If the gradually forming transudate is relatively sterile and there are no signs of hepatorenal syndrome, ascites is an uncomplicated form of the disease. In the case of the development of inflammatory processes and the penetration of infection, a deterioration in the functioning of organs is observed, complications begin.

The disease is assessed by the response to drug therapy:

Symptoms of ascites

The very first sign of the onset of ascites is often problems with an increase in the abdomen at the waist. There is also an increase in body weight.

At the beginning of the development of the disease and in severe form, the following symptoms appear:

  • increased fatigue, constant lack of strength;

  • heaviness and bloating in the abdomen;

  • pain in right side of body;

  • heartburn, nausea, belching;

  • flatulence;

  • severe respiratory failure, shortness of breath;

  • swelling and bluing of the extremities;

  • prolonged subfebrile condition.

The formation of large volumes of fluid leads to enlargement of the veins and swelling of the navel.

In case of liver pathology, in addition to changes in the size of the abdomen, there is yellowness of the skin and mucous membranes of the eyes, dark urine, discolored feces, bruising and bruising. A further complication of the disease is accompanied by fatigue, heavy sweating at night, weight loss, a prolonged increase in temperature of 37–38 ° C for a long period of time.

Cardiovascular disease due to obstructed blood distribution also causes fluid to accumulate in the peritoneum. Visits to the cardiologist help to detect the development of ascites in time. In case of heart disease, the patient is accompanied by periodic weakness and shortness of breath, instability of blood pressure readings, and a strong dry cough at night. Severe edema is formed on the legs. In oncology, the course of ascites is affected by the degree of aggressiveness of the neoplasm.

Complications

In the case of bacterial infection of the ascitic fluid, an inflammatory process begins, turning into peritonitis, with the manifestation of complications:

  • umbilical and inguinal hernia;

  • diaphragmatic hernia;

  • varicose veins of the rectum and esophagus;

  • displacement of the heart, increased pressure in the jugular vein;

  • pleural effusion;

  • internal bleeding.

Diagnosis

Ascites in women is detected by a gynecologist during a two-handed vaginal examination. A coloproctologist may examine the rectum and find fluid in the pouch of Douglas. The fluid in the peritoneum is detected by taking pushes with the palm of the side of the abdomen while tapping the opposite wall.

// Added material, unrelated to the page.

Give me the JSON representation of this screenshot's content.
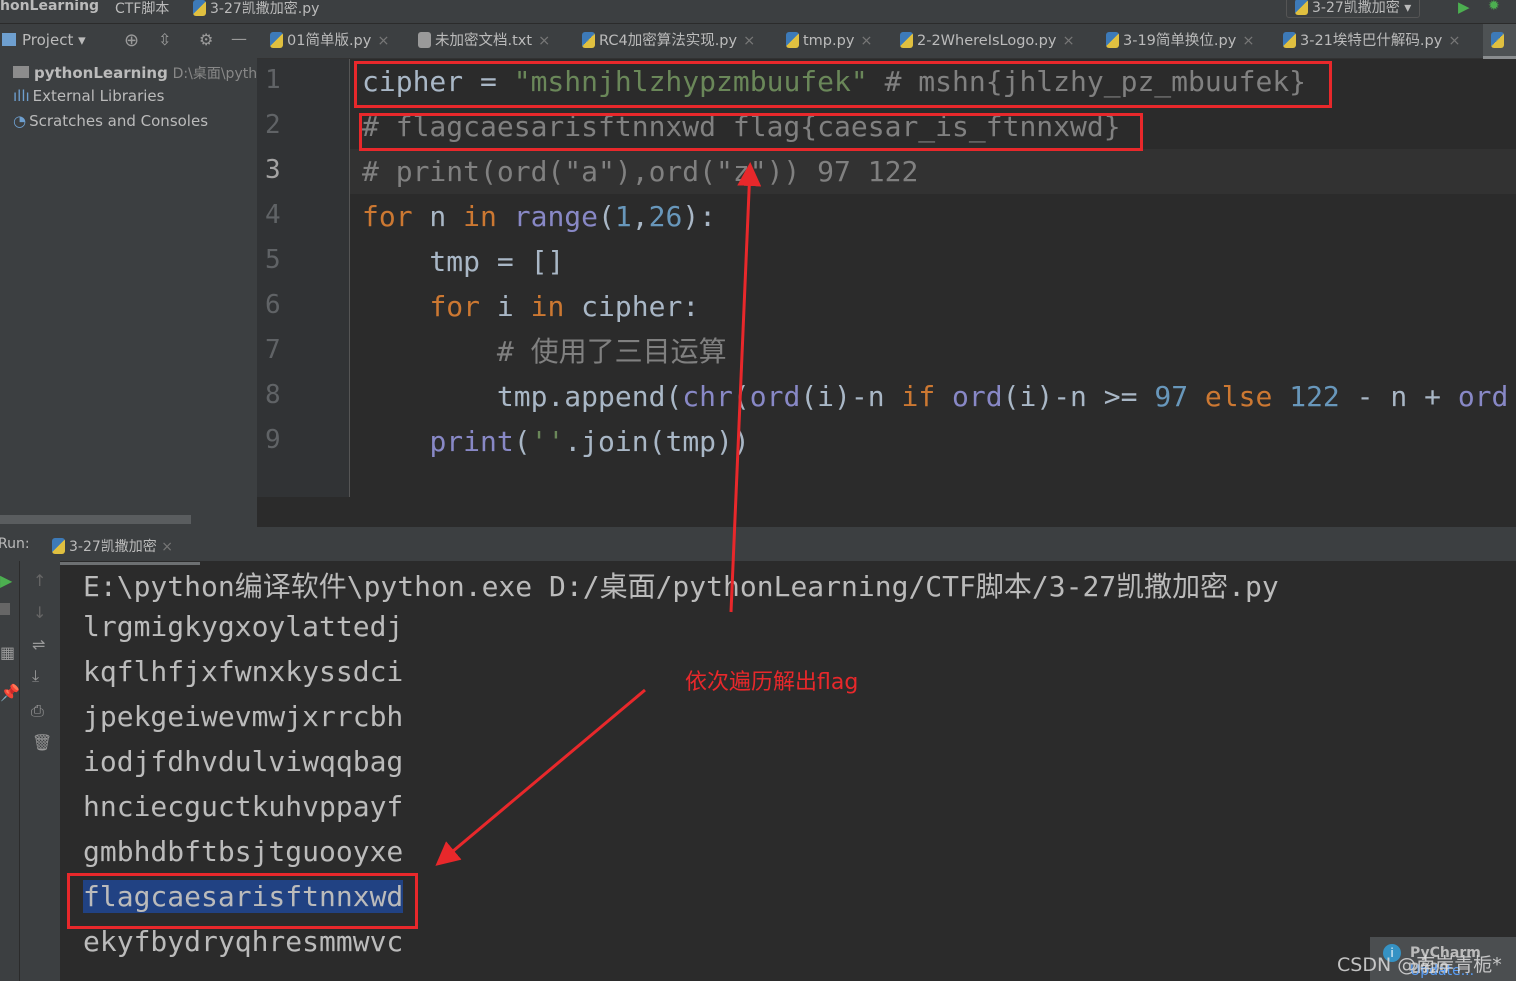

To detect the development of ascites, it is necessary to perform an extended diagnosis with the study of other causes of abdominal enlargement: pregnancy, obesity, cyst, large neoplasms. For this, instrumental studies are carried out:

  • abdominal ultrasound;

  • Ultrasound of the pelvic organs;

  • USDG of venous and lymphatic vessels;

  • CT scan of the abdomen;

  • hepatoscintigraphy;

  • diagnostic laparocentesis.

Laboratory diagnosis of the disease includes:

  • clinical blood test with expanded leukoformula and measurement of ESR;

  • blood biochemistry with the determination of the level of potassium, sodium, calcium, creatinine, ALT, AST, LDH, glucose, total protein in it;

  • general and biochemical analysis of urine.

Treatment

The main recommendations are to limit physical activity, reduce fluid intake, stay in bed and maintain a salt-free diet.

Drug treatment mainly involves the use of diuretics. Since protein will also be excreted from the body with large fluid losses, albumin solutions are administered intravenously.

If during dropsy there is a strong compression of the internal organs, it is necessary to take measures to remove the resulting exudate with a needle with a puncture of the abdominal cavity. Laparocentesis can cause complications, requires special control and is performed only if an emergency intervention is necessary.

In the treatment of the underlying disease, the presence of an additional complex inflammatory form of dropsy of the abdominal cavity significantly aggravates the course of the underlying disease and significantly reduces the chances of its cure. Survival for complex ascites is very low, below 50% at 2 years.